For more information see Multiarmed Bandit
type Variant interface {
RewardSum() float64
RewardSquareSum() float64
ObservationCount() int
Observe(reward float64) (Variant, error)
}
All the algorithm implementations operate on an array of variants. An in-memory Variant implementation is provided using bandit.NewVariant(). However you can implement your own persistent variant.
Internally we have implemented persistent variants over Mongodb, Cassandra and Leveldb. We would probably open source those at a later date.
The in-memory variant implementation is immutable, and therefore when calling the Observe method you should re-assign it:
v := bandit.NewVaraint()
v, _ = v.Observe(0.5)
- UCB1: Fina the machine that maximizes the rank (mean + confidence bound). Implementation is based on the algorithm presented by Auer et al in "Finite-Time Analysis of the Multiarmed Bandit Problem" (2002).
variants := []Variant{bandit.NewVariant(), bandit.NewVariant(), bandit.NewVariant()}
v, _ := bandit.Ucb1(variants)
- EpsilonDecreasing: Epsilon decreasing strategy is similar to the epsilon greed but the epsilon value decreases over time. This implementation provides a decreasing e0 / t where e0 is a positive tuning parameter and t the current round index. The epsilon decreasing strategy is analysed in Finite time analysis of the multiarmed bandit problem. by Auer, Cesa-Bianchi and Fisher in Machine Learning (2002).
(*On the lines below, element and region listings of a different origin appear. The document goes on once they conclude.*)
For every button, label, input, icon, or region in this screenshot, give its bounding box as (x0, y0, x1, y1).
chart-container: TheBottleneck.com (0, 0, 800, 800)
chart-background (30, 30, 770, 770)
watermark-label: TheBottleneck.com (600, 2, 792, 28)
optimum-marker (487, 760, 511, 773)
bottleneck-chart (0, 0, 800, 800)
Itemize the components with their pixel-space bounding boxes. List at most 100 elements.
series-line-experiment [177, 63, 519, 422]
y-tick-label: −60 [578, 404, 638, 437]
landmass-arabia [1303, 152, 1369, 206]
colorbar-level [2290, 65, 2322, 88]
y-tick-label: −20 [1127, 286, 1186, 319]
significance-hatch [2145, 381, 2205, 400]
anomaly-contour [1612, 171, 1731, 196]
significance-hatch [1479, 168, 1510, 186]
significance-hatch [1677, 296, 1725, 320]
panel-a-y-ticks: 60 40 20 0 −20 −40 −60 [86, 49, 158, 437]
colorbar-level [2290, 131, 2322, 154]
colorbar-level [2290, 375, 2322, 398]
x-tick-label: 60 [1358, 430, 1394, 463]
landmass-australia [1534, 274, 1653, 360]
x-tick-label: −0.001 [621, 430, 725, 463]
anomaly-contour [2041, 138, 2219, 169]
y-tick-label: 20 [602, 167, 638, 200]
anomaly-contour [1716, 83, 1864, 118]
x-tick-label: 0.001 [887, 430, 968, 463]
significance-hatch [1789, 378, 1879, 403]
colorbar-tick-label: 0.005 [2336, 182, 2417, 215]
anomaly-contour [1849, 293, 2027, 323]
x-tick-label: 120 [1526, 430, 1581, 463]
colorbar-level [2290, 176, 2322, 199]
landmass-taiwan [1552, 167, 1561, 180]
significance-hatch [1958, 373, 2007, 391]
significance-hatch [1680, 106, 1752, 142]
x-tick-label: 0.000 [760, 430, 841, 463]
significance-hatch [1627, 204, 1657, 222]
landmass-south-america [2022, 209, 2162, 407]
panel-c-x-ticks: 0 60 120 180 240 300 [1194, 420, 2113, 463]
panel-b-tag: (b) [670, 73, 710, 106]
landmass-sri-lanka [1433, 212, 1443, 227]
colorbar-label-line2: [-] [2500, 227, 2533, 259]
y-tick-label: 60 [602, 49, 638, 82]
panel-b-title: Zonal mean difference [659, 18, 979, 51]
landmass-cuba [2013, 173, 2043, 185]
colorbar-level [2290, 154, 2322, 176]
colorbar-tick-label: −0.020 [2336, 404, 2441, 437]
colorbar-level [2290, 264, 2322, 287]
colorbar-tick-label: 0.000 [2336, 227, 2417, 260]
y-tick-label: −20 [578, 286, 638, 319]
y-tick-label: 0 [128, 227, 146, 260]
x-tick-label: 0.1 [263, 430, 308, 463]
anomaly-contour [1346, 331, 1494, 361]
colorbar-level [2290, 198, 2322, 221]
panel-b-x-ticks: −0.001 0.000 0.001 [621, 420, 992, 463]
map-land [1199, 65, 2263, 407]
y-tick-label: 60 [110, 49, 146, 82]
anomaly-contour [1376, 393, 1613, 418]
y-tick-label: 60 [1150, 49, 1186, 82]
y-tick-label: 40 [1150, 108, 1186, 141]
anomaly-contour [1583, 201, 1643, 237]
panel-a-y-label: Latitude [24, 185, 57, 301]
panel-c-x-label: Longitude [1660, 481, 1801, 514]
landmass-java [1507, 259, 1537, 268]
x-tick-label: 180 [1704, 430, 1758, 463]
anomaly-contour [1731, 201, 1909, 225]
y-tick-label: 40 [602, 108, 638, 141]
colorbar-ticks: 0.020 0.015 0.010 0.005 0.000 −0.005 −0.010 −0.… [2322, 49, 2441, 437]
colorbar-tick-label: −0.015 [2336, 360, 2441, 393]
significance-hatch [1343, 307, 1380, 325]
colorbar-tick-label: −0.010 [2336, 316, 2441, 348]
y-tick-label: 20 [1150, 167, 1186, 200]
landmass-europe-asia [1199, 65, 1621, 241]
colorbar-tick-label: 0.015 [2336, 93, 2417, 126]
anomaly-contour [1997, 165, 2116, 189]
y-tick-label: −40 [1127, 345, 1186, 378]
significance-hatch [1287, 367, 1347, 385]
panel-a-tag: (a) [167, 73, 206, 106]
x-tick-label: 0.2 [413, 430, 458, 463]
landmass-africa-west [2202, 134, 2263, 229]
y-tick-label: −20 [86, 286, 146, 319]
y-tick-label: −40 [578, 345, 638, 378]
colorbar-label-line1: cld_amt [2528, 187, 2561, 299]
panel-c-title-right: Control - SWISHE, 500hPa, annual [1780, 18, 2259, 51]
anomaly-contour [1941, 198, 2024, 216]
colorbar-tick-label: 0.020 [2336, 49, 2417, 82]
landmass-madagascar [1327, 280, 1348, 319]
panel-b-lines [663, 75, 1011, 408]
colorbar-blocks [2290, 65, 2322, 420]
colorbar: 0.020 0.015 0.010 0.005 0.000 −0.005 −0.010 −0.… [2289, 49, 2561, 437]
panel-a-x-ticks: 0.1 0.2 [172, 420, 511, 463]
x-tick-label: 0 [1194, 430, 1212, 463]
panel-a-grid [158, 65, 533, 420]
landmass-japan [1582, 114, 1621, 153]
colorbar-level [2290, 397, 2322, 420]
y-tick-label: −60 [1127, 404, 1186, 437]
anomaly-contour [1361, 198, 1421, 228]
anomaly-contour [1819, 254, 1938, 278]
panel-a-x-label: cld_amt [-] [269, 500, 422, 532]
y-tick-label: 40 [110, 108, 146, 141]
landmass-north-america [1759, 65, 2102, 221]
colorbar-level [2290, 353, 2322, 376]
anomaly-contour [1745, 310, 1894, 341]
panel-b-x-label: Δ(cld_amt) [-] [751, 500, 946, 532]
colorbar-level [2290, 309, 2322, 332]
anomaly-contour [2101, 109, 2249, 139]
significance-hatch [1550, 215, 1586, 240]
variants := []Variant{bandit.NewVariant(), bandit.NewVariant(), bandit.NewVariant()}
v, _ := bandit.EpsilonDecreasing(1000,variants)
- EpsilonGreedy: This is the simplest of strategies. Intuitively it basically always pulls the lever with the highest estimated mean, except when a randome lever is pulled with an epsilon frequency. The function will return nil if len(variants) == 0
variants := []Variant{bandit.NewVariant(), bandit.NewVariant(), bandit.NewVariant()}
v, _ := bandit.EpsilonGreedy(0.1, variants)
Documentation is available on godoc.